The writer's opinion piece clearly shows his disappointment, as the "surroundings appeared increasingly run-down", and there were "fewer cars and more rickshaws" on the Delhi road.
"A murmur of doubt rippled among my companions on the back seat -- 'Are we going the wrong way?' In Beijing, a middle class family, even residing far from the centre of town, is usually living in a well-furnished block of flats," Chen wrote.
The Indian family who he visited included journalists, artists, engineers and architects.
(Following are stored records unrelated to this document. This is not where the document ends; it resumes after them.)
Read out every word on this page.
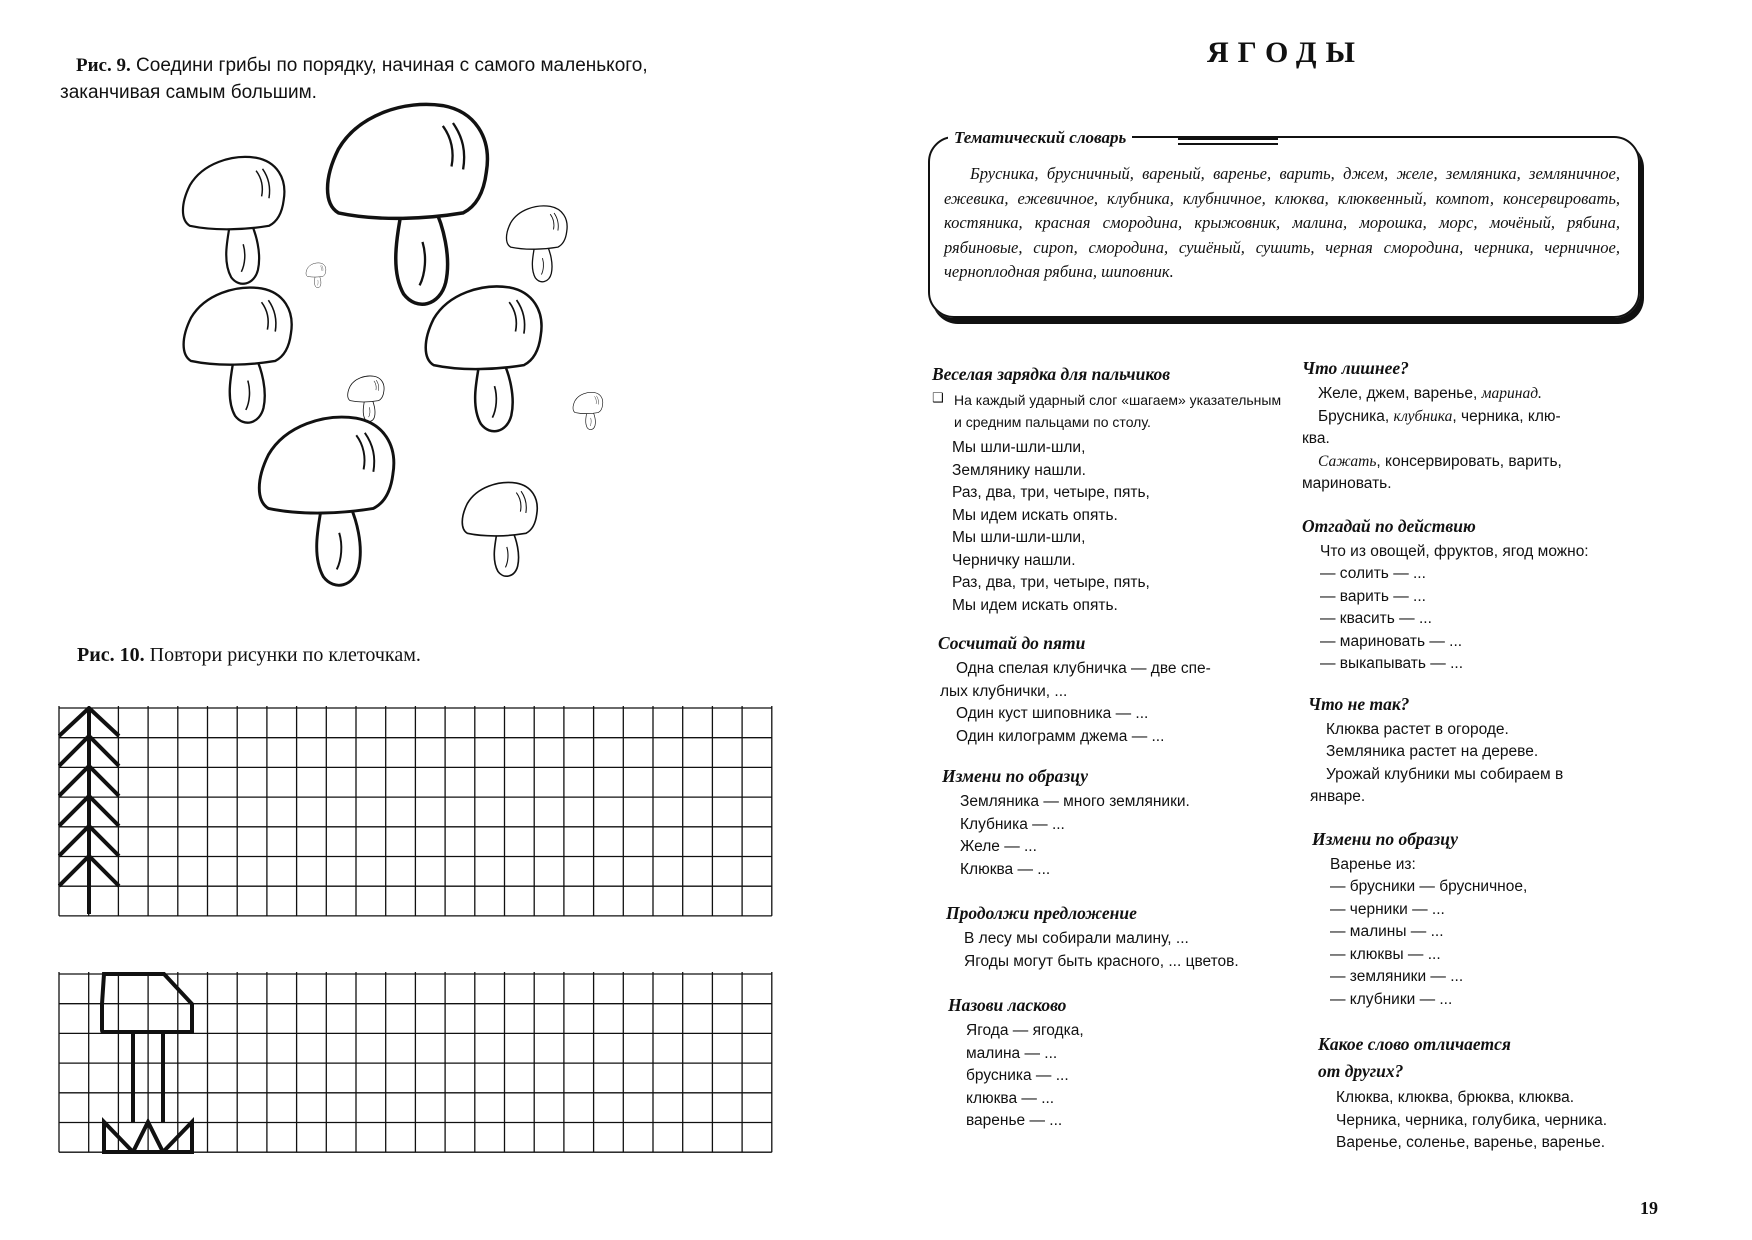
Рис. 9. Соедини грибы по порядку, начиная с самого маленького,
заканчивая самым большим.
Рис. 10. Повтори рисунки по клеточкам.
ЯГОДЫ
Тематический словарь
Брусника, брусничный, вареный, варенье, варить, джем, желе, земляника, земляничное, ежевика, ежевичное, клубника, клубничное, клюква, клюквенный, компот, консервировать, костяника, красная смородина, крыжовник, малина, морошка, морс, мочёный, рябина, рябиновые, сироп, смородина, сушёный, сушить, черная смородина, черника, черничное, черноплодная рябина, шиповник.
Веселая зарядка для пальчиков
❑ На каждый ударный слог «шагаем» указательным и средним пальцами по столу.
Мы шли-шли-шли,
Землянику нашли.
Раз, два, три, четыре, пять,
Мы идем искать опять.
Мы шли-шли-шли,
Черничку нашли.
Раз, два, три, четыре, пять,
Мы идем искать опять.
Сосчитай до пяти
Одна спелая клубничка — две спе-
лых клубнички, ...
Один куст шиповника — ...
Один килограмм джема — ...
Измени по образцу
Земляника — много земляники.
Клубника — ...
Желе — ...
Клюква — ...
Продолжи предложение
В лесу мы собирали малину, ...
Ягоды могут быть красного, ... цветов.
Назови ласково
Ягода — ягодка,
малина — ...
брусника — ...
клюква — ...
варенье — ...
Что лишнее?
Желе, джем, варенье, маринад.
Брусника, клубника, черника, клю-
ква.
Сажать, консервировать, варить,
мариновать.
Отгадай по действию
Что из овощей, фруктов, ягод можно:
— солить — ...
— варить — ...
— квасить — ...
— мариновать — ...
— выкапывать — ...
Что не так?
Клюква растет в огороде.
Земляника растет на дереве.
Урожай клубники мы собираем в
январе.
Измени по образцу
Варенье из:
— брусники — брусничное,
— черники — ...
— малины — ...
— клюквы — ...
— земляники — ...
— клубники — ...
Какое слово отличается
от других?
Клюква, клюква, брюква, клюква.
Черника, черника, голубика, черника.
Варенье, соленье, варенье, варенье.
19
It was a "community of intellectuals", and the women all had decent jobs.
However, the Chinese said they could not believe that the material standards of Indian middle-class families "fell so far below our expectations".
With "authentic Indian food", introduction to the gods on their altar and a "tense cricket match" between India and Pakistan on TV, the conversation between the Indian family and the Chinese visitors centred on social problems such as inadequate social welfare for the elderly and soaring house prices in Delhi.
But to the Chinese, "it was astonishing that no one was complaining amid the conversations".
"Certainly, Indians are not necessarily satisfied with their life, but they do have a more peaceful and satisfied state of mind, which is in sharp contrast with the anxious, testy Chinese," he wrote.
Chen said he read V.S. Naipaul's "India: A Million Mutinies Now", where the author speaks of an India struggling between tradition and development, but which was undergoing slow, hidden changes in every social aspect - views about marriage, family, religion and caste.
"These traditional views are still functioning in India, although the caste system is illegal, which partly explains why people are able to acquire a mentality of peace while exposed to social shake-ups incurred by modernization," he said.
"Compared with their Chinese counterparts, Indians better understand being content with their lot, and tend to have less appeals about their interests and rights," Chen added.
He concludes that this mentality "helps placate the public and facilitate social stability".
However, Chen warns that the Indian "sense of reconciliation and relaxation" may clash with or even impede development.
"Unlike Chinese surrounded by a sense of urgency and ambition, Indians seem less motivated to seize the moment, catch up with successful examples despite wide cleavages, crying out for equality and fairness, and fighting for a better tomorrow."